BBVA, Spain’s second-biggest bank, suffered a fall of 47.3 percent in its earnings in the first nine months of the year to 1.656 billion euros as it upped provisions by 2.869 billion to cover possible losses from its exposure to the ailing real estate sector.
The bank said Thursday that it had made a loss in its Spanish operations of 532 million euros. However, factoring out the increased provisions required by the government, it would have made a profit of 848 million euros, down 32.1 percent from a year earlier. That was slightly more than the contribution from its Eurasia operations, which were given a push by Turkey, and well below the 1.3 billion Mexico brought in.
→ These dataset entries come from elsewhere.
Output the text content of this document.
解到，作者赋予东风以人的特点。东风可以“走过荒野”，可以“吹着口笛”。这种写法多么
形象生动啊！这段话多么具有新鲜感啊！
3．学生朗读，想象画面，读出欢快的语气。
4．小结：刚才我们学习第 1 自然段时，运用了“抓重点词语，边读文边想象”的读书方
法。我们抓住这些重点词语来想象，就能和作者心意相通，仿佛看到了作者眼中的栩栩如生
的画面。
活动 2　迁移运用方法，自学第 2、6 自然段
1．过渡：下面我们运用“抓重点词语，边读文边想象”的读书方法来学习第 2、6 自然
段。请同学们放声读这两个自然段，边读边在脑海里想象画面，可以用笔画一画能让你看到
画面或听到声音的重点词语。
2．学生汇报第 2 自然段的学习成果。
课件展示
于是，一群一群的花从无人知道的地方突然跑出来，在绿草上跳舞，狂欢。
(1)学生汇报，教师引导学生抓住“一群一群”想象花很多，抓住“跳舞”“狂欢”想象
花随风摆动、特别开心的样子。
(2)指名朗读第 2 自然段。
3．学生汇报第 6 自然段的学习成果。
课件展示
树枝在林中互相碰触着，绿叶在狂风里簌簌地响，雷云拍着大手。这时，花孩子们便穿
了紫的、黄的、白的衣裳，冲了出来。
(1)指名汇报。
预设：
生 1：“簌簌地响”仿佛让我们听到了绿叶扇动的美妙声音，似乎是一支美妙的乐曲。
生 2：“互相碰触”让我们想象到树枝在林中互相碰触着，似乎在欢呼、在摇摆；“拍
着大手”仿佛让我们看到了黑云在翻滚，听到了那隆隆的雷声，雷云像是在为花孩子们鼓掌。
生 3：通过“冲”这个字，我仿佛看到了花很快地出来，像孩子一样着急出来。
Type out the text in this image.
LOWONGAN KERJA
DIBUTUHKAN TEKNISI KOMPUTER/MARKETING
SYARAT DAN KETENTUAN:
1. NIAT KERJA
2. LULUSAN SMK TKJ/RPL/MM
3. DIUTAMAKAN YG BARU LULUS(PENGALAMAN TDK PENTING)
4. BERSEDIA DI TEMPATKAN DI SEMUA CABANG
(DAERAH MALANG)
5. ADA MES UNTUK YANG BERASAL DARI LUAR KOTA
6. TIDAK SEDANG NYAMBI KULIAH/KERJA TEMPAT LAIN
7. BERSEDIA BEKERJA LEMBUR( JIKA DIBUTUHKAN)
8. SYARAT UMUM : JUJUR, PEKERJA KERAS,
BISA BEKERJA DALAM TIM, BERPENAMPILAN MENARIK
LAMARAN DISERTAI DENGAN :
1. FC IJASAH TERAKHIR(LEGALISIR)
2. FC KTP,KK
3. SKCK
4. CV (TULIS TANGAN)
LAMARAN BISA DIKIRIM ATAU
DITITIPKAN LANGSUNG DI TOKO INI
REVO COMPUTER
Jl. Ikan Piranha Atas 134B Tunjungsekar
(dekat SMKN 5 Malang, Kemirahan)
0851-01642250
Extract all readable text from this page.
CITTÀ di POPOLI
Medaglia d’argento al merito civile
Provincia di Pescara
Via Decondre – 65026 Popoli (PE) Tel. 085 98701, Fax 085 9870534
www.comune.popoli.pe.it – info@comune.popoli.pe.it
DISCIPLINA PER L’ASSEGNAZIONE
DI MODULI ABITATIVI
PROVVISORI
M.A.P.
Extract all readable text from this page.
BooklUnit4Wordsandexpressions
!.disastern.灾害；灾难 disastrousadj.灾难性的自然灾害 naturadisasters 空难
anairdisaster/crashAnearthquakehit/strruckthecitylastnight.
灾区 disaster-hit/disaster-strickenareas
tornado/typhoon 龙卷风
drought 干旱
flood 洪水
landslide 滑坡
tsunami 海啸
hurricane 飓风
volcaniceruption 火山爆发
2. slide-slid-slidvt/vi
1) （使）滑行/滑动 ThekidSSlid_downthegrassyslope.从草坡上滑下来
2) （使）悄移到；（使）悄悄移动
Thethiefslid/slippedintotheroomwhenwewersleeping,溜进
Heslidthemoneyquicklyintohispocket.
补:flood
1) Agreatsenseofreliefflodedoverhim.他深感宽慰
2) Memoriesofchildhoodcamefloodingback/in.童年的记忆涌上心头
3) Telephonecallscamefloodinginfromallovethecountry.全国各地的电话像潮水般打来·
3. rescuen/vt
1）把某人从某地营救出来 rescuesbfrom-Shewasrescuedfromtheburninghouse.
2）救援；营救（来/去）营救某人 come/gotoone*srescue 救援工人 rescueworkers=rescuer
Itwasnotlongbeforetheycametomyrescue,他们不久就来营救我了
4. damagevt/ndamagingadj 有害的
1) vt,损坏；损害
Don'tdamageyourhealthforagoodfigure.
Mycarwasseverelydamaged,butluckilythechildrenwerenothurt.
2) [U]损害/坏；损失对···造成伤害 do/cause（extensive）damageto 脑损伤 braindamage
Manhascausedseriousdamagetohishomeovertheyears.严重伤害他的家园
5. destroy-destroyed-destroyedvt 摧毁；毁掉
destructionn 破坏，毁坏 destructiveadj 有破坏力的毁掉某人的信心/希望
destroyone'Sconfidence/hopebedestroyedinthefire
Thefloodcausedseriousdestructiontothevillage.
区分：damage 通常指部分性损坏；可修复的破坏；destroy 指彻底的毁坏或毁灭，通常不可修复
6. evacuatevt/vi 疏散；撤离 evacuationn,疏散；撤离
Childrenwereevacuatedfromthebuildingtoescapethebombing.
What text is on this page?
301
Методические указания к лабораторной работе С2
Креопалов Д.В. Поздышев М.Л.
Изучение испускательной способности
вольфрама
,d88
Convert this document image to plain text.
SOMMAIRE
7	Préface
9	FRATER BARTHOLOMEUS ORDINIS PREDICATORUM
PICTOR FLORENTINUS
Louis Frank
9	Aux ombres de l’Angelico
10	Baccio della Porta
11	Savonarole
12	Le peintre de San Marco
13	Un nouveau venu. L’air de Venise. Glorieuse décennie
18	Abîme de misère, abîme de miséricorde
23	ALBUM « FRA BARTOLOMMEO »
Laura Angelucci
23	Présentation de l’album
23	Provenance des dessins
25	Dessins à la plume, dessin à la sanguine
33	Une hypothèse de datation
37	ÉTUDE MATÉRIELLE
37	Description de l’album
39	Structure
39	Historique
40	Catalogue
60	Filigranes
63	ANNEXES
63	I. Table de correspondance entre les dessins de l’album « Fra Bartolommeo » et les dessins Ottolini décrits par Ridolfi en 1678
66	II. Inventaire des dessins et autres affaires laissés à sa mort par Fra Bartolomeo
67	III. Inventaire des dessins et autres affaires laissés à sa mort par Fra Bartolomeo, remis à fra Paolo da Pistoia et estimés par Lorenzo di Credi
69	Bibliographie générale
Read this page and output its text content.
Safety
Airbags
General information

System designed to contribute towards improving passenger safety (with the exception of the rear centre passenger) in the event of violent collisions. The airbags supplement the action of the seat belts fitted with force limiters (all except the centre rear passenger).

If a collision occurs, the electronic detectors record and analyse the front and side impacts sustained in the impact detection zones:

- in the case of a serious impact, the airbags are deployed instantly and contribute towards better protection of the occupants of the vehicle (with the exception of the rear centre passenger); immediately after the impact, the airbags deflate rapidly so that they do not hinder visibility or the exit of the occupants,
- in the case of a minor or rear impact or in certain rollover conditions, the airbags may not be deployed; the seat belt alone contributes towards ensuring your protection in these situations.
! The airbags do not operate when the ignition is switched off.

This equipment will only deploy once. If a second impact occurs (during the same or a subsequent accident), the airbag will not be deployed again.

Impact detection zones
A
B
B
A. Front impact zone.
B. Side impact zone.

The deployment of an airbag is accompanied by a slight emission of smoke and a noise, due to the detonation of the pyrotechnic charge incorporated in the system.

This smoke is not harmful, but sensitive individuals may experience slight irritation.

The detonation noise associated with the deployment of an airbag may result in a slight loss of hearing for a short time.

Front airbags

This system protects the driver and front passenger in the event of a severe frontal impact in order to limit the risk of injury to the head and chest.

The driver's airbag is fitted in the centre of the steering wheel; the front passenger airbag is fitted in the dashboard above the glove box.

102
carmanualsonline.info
The bank’s non-performing loan ratio in Spain rose to 6.5 percent as of the end of September, in part due to the acquisition of troubled lender Unnim, which pushed the figure up by 0.8 percentage points. The ratio for the group as a whole rose to 4.8 percent from 4.1 percent a year earlier. Total loan defaults amounted to 20.1 billion euros, 3.6 billion more than at the end of June, with Unnim accounting for three billion.
BBVA has now covered about two-thirds of the provisions imposed by the government in two decrees approved earlier this year and will have to set aside a further 1.568 billion euros in the last quarter of the year.
Net interest income in the nine months was up 16 percent from a year earlier at 11.220 billion euros. Loans were up seven percent at 377.383 billion euros, while deposits rose 2.4 percent to 288.709 billion euros.